Exercise 3.6#
The least squares line is given by:
\[\hat{y} = \hat{\beta_0} + \hat{\beta_1} \times x\]
where \(\hat{\beta_0}\) and \(\hat{\beta_1}\) are the least squares coefficient estimates for simple linear regression.
By definition, \(\hat{\beta_0}\) is:
\[\hat{\beta_0} = \bar{y} - \hat{\beta_1} \times \bar{x}\]
where \(\bar{y}\) and \(\bar{x}\) are the average values of \(y\) and \(x\), respectively.
Since we want to know if the least squares line always passes through the point (\(\bar{x}\), \(\bar{y}\)), all we have to do is to substitute (\(\bar{x}\), \(\bar{y}\)) into the first equation above and see if the condition is satisfied. We get:
\[\bar{y} = \hat{\beta_0} + \hat{\beta_1} \times \bar{x}\]
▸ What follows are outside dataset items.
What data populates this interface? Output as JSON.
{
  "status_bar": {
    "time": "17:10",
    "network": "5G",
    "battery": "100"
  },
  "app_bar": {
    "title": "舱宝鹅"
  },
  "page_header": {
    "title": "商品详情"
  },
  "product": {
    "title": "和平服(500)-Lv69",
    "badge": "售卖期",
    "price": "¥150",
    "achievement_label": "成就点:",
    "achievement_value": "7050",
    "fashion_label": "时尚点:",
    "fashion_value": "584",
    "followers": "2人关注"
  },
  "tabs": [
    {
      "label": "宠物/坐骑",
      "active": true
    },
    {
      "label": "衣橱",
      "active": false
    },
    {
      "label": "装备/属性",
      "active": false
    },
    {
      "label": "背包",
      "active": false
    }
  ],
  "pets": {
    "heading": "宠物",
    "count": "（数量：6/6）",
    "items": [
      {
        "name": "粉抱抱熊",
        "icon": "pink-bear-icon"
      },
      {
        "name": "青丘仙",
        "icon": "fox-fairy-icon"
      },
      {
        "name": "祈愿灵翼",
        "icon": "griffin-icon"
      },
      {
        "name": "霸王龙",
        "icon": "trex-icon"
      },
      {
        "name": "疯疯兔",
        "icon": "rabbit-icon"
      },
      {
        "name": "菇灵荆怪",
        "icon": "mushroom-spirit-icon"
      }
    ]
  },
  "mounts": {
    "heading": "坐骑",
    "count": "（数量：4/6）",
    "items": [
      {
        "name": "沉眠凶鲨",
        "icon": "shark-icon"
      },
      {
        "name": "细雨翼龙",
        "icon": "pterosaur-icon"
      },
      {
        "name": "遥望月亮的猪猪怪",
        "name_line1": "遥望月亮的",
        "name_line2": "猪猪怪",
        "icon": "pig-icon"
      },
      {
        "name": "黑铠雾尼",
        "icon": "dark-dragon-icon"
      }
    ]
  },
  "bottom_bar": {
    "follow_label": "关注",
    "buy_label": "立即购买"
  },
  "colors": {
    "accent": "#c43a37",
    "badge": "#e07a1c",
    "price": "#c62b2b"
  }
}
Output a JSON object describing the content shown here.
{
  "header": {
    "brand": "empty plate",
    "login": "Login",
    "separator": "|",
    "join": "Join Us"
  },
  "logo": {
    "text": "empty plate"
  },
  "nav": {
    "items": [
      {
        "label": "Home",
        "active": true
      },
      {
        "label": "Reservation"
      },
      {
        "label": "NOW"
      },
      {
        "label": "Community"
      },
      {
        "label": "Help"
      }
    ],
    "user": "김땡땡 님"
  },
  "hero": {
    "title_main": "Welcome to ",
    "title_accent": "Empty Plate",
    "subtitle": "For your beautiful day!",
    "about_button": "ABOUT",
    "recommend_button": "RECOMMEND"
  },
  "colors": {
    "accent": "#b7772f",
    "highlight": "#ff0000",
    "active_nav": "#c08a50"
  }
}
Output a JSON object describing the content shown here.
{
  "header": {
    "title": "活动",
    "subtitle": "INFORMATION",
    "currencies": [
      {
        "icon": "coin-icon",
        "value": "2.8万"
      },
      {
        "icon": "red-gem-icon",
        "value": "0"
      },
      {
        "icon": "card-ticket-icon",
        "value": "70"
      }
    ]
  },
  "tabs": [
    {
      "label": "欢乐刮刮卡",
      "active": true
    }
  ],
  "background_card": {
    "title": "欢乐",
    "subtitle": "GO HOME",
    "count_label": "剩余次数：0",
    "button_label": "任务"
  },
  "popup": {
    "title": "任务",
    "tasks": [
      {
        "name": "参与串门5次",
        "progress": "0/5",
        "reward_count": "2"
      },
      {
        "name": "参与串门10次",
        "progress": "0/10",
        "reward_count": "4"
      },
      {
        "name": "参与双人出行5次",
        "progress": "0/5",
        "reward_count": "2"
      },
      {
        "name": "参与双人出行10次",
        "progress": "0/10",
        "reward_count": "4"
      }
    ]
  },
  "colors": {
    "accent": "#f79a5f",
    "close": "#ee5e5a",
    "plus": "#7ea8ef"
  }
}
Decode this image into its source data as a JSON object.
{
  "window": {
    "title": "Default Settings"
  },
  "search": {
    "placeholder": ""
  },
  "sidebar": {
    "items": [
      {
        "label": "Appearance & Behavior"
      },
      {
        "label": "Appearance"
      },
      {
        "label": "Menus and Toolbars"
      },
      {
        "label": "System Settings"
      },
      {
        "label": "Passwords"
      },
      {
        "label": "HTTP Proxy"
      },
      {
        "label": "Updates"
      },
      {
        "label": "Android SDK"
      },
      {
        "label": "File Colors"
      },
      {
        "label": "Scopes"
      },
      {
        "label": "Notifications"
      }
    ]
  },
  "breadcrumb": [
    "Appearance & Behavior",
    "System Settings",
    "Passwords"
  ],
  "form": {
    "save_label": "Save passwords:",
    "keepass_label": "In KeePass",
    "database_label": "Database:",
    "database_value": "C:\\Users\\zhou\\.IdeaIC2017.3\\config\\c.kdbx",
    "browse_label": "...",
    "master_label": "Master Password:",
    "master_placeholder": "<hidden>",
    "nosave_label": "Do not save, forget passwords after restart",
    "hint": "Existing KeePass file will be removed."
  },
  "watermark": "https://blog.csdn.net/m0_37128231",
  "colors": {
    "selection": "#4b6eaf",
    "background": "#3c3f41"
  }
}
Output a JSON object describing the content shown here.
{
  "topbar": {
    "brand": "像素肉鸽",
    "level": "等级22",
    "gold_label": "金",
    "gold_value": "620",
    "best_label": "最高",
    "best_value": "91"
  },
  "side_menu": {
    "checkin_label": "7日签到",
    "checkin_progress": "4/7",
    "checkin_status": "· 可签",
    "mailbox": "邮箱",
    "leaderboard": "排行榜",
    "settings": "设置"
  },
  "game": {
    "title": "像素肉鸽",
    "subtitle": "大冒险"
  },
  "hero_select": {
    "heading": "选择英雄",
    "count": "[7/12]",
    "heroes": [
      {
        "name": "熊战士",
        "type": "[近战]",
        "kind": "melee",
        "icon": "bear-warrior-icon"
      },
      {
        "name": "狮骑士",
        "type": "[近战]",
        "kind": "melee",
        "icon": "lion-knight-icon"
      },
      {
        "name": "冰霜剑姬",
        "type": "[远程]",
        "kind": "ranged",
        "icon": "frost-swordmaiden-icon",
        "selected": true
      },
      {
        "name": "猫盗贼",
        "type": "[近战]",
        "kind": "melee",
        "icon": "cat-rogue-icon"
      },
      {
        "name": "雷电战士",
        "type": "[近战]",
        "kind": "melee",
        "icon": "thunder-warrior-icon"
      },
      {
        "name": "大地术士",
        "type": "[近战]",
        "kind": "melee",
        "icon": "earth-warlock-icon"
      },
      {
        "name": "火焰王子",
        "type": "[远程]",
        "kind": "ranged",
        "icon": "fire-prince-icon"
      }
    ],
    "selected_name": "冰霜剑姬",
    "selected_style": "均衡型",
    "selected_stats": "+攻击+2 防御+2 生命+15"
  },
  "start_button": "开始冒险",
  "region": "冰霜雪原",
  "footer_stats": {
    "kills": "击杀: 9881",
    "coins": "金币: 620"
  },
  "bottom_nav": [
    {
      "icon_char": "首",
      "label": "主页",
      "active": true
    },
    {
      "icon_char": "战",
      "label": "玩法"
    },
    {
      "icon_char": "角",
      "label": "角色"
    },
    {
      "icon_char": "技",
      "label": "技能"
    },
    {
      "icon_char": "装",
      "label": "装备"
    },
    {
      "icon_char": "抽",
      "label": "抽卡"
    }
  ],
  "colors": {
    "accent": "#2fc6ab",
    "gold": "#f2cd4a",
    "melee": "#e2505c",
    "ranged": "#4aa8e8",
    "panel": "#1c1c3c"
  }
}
and substituting the expression above for \(\hat{\beta_0}\), we obtain:
\[\bar{y} = \bar{y} - \hat{\beta_1} \times \bar{x} + \hat{\beta_1} \times \bar{x}\]
Since this is always true, we conclude that the least squares line always passes through the point (\(\bar{x}\), \(\bar{y}\)).